Autofluorescence bronchoscopy (AFB) [LIFE-Lung System; Xillix; Richmond, BC Canada], when used as an adjunct to standard white light bronchoscopy (WLB) enhances the bronchoscopist's ability to localize small neoplastic lesions, especially intraepithelial lesions. (8) In a North American multicenter investigation of AFB (using the LIFE-Lung System) (8) of 173 controls who had undergone 700 biopsies, the relative sensitivity of AFB for lesions classified as moderate dysplasia, morose dysplasia, or CIS improved when compared with WLB alone, resulting in a relative sensitivity of 63 The false-positive rate (034) however, was quite high for the detection of these lesions compared to 010 with WLB alone. This meditation resulted in the approval of LIFE-Lung plan for clinical use by the US fare and Drug Administration. Other reports (9-11) were in agreement with the conclusions of the rife study.

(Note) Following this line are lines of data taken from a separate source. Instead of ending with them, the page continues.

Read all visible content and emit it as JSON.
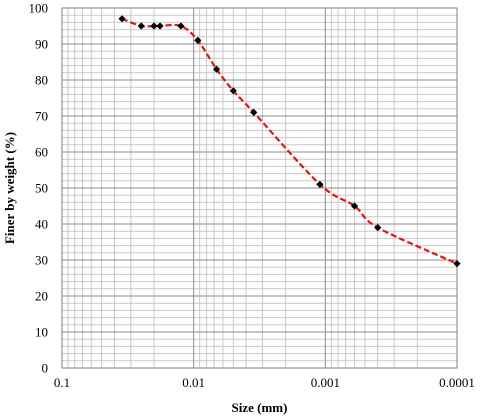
{
  "chart_data": {
    "type": "line",
    "title": "",
    "xlabel": "Size (mm)",
    "ylabel": "Finer by weight (%)",
    "x_scale": "log",
    "x_reversed": true,
    "xlim": [
      0.1,
      0.0001
    ],
    "ylim": [
      0,
      100
    ],
    "x_ticks": [
      0.1,
      0.01,
      0.001,
      0.0001
    ],
    "x_tick_labels": [
      "0.1",
      "0.01",
      "0.001",
      "0.0001"
    ],
    "y_ticks": [
      0,
      10,
      20,
      30,
      40,
      50,
      60,
      70,
      80,
      90,
      100
    ],
    "y_tick_labels": [
      "0",
      "10",
      "20",
      "30",
      "40",
      "50",
      "60",
      "70",
      "80",
      "90",
      "100"
    ],
    "grid": true,
    "legend": "none",
    "series": [
      {
        "line_color": "#ee1111",
        "line_style": "dashed",
        "marker": "diamond",
        "marker_color": "#000000",
        "x": [
          0.035,
          0.025,
          0.02,
          0.018,
          0.0125,
          0.0093,
          0.0067,
          0.005,
          0.0035,
          0.0011,
          0.0006,
          0.0004,
          0.0001
        ],
        "y": [
          97,
          95,
          95,
          95,
          95,
          91,
          83,
          77,
          71,
          51,
          45,
          39,
          29
        ]
      }
    ]
  }
}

However, contrary ends were obtained in a thought by Kurie et al (12) in which 53 bring under rules who were enrolled in a chemoprevention trial failed to display increased sensitivity with AFB. The application of mind group had > 20 pack-years of smoking however lacked additional risk factors for malignancy as it is as positive sputum cytology findings or airflow obstruction. The bronchoscopic evaluation compared biopsies specimens obtained from six predetermined sites to those from sites of abnormal fluorescence. barely 8 of 245 biopsy specimens (3%) showed metaplasia and/or dysplasia, and there was a poor correlation with suspicious classification by dint of fluorescence. O'Neil and Johnson (13) discussed the discrepancies between these brace studies and pointed out the importance of carefully defining the patient population as well as providing any further subject of attention with comprehensive information about the patient's characteristics, the pack-years of cigarette smoking, and the duration of smoking cessation. Thus, the in every one's mouth study was initiated in order to define the population in which the rate of detection of preneoplastic lesions would be high with AFB.